One day, some of the young children at my tutoring center took him out of his cage so they could play with him. The kids squealed with delight as they tossed the bird around the front lobby while I was in the back room teaching. When I saw what they were doing, I quickly ran over and discovered that one of the bird’s legs had been broken. I knew the kids meant no harm, and they explained they were trying to help him fly, but it made me very upset. My mother was furious. We made a cast for him out of a split drinking straw and some plastic tape. Online information advised leaving the “cast” on for about a month, allowing for the leg to heal. Unfortunately, the little bird could no longer stand and he often had to sit in his feces and urine until we could move him and clean his tiny butt. Consequently, our tough little friend developed pus-filled infections around his anus and belly. He stopped gaining weight, stopped singing, and the downy feathers on his underside were rubbed away, leaving raw, exposed skin covered in sores. We called a veterinarian, who informed us that it was illegal to harbor any wild bird, and if we brought it in for treatment, it would be confiscated and destroyed. 

One of the sores became a huge, bloody pus bubble on his little belly. I lanced the wound with a sterilized needle in order to drain it, but his skin was rubbery and thick. The needle did not go through easily. It was torture for both of us. The poor little thing just lay on his back in my hand, mouth open, screaming in silent agony, eyes wide and full of fear. Even so, he still trusted me. He did not try to escape. Those eyes… those pleading eyes… I thought of the Buddha story I had been told and realized we were in the same situation. I decided at this point to name him “Tuffy” because he had endured so much suffering and kept on trying to fly.

The straw cast was removed a month later and revealed a healed leg that was fused straight. He could not stand or sit properly and was always in considerable discomfort. A few days later, my friend Cathy noticed that Tuffy was dying. He was in his cage, lying on his side, eyes closed, body almost stiff and cold to the touch. In desperation, I found an old antibiotic capsule in my desk drawer. Quickly mixing the contents with water, I pulled Tuffy’s beak open and squirted an eyedropper full down his throat. I cupped his ravaged body in both hands and blew warm air on him. This continued for more than three hours. I also spoke softly and whistled to him. If he was going to die, at least he would die warm with the familiar sound of my voice and whistle. Suddenly, he opened one eye, then the other, slowly stretched his wings, and painfully tried to move forward closer to my body.

Salvaged antibiotics kept Tuffy going for a couple more weeks, but it soon became apparent we were just prolonging his suffering and he was never going to fly. My mother decided to stop giving him the medicine and she let him go. I came home and found him in his shredded paper nest sitting up, head straight, and free of pain. We buried him in the backyard in a Christmas cookie tin box with his fallen tail feathers next to him.

It was just a bird, but when we take the time to care for a sentient being, we become attached.

Sometimes, the best way to help is to do nothing. Other times, the best way to help is to do just a little. Still, there are times when we must do all we can. It is often difficult to know what is the right thing to do… or not do.
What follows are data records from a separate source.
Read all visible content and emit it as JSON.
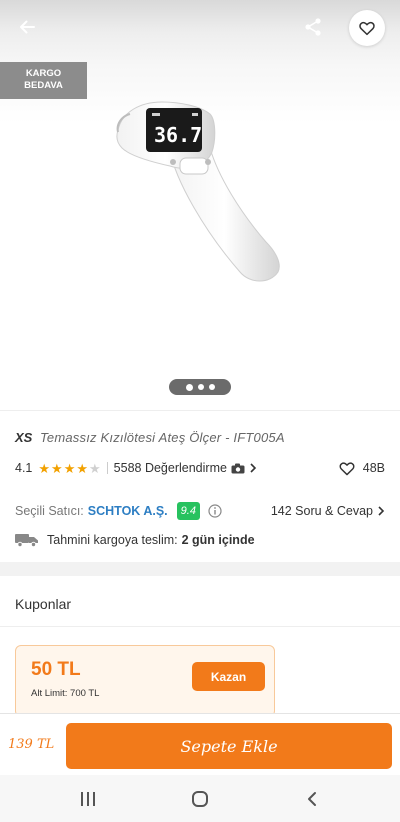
{
  "header": {
    "back_icon": "arrow-left-icon",
    "share_icon": "share-icon",
    "favorite_icon": "heart-outline-icon"
  },
  "hero": {
    "badge_line1": "KARGO",
    "badge_line2": "BEDAVA",
    "product_display_reading": "36.7",
    "carousel": {
      "pages": 3,
      "active": 1
    }
  },
  "product": {
    "brand": "XS",
    "name": "Temassız Kızılötesi Ateş Ölçer - IFT005A",
    "rating": "4.1",
    "stars_full": 4,
    "stars_total": 5,
    "reviews_label": "5588 Değerlendirme",
    "favorites_count": "48B"
  },
  "seller": {
    "label": "Seçili Satıcı:",
    "name": "SCHTOK A.Ş.",
    "score": "9.4",
    "qa_label": "142 Soru & Cevap"
  },
  "delivery": {
    "label": "Tahmini kargoya teslim:",
    "value": "2 gün içinde"
  },
  "coupons": {
    "title": "Kuponlar",
    "items": [
      {
        "amount": "50 TL",
        "limit": "Alt Limit: 700 TL",
        "button": "Kazan"
      }
    ]
  },
  "bottom_bar": {
    "price": "139 TL",
    "add_to_cart": "Sepete Ekle"
  },
  "colors": {
    "accent": "#f27a1a",
    "seller_link": "#2d7ec3",
    "score_badge": "#27c25f",
    "star": "#f2a100"
  }
}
Today at Huntington Beach, I saw a crying boy who told me he was lost. I smiled to myself as I thought, “At least I know not to take this one home.” I walked him to the nearest lifeguard tower where he was quickly reunited with his family. Overhead, the seagulls and pelicans soared free.  I thought of Tuffy and a poignant maxim a Buddhist monk once told me: “The morning glory lasts only a single day, while the mighty redwood may live two thousand years. Both are equally beautiful and equally important.” I wish Tuffy could have flown higher and longer.